Dhulia’s daughter-in-law had filed several cases against her husband and his family including dowry harassment, domestic violence and subsequently, divorce and maintenance.

“The laws favor the daughter-in-law, the police favor the younger woman and all television soaps portray the mother-in-law as an evil monster,” said Dhulia, who joined 50 other women to found the All India Mother-in-law Protection Forum (known by its acronym, AIMPF), itself an offshoot of Save the Indian Family Foundation.

It is true that India’s popular prime time soap operas are centered on the saas-bahu (mother-in-law and daughter-in-law) relationship and often show the wicked machinations of evil mothers-in-law.
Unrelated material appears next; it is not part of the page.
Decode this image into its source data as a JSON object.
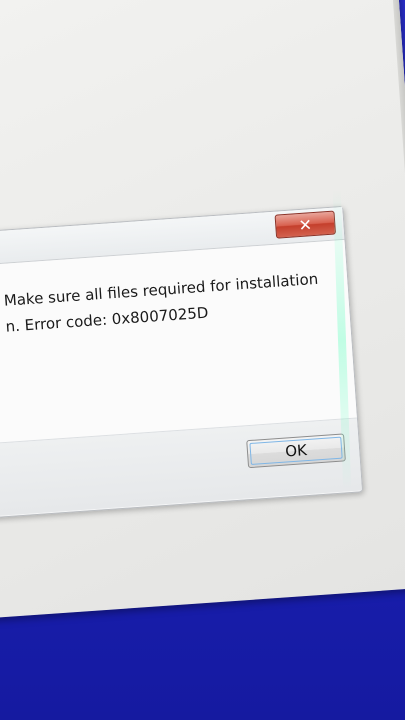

Dhulia cites a dozen laws and says the Indian legal system, unlike gender-neutral Western laws, heavily tilts in favor of daughters-in-law.  In reality, she says, the older woman in the Indian family is quite often the silent victim who suffers because she is reluctant to come out in the open.

Dhulia says she and other founders decided it was time to correct the bias.

The forum reflects a changing society, concedes Dhulia.  “There is less tolerance among young women these days, they have lofty dreams and do not mind breaking up families to reach their greedy goals,” she said. Balmiki Nayak, 60, a volunteer for the organization, agrees.  “Family bonds are breaking down, young women covet freedom above all else these days,” he said.

Sociologist Vasavi said that often the rupture and tension in the traditional family system has been brought about by the ability of educated and financially-empowered young women to question oppression and walk out of abusive situations.

Meanwhile, members of AIMPF are going about setting up centers countrywide.  Says Balmiki: “We are no longer willing to be victims of legal terrorism.”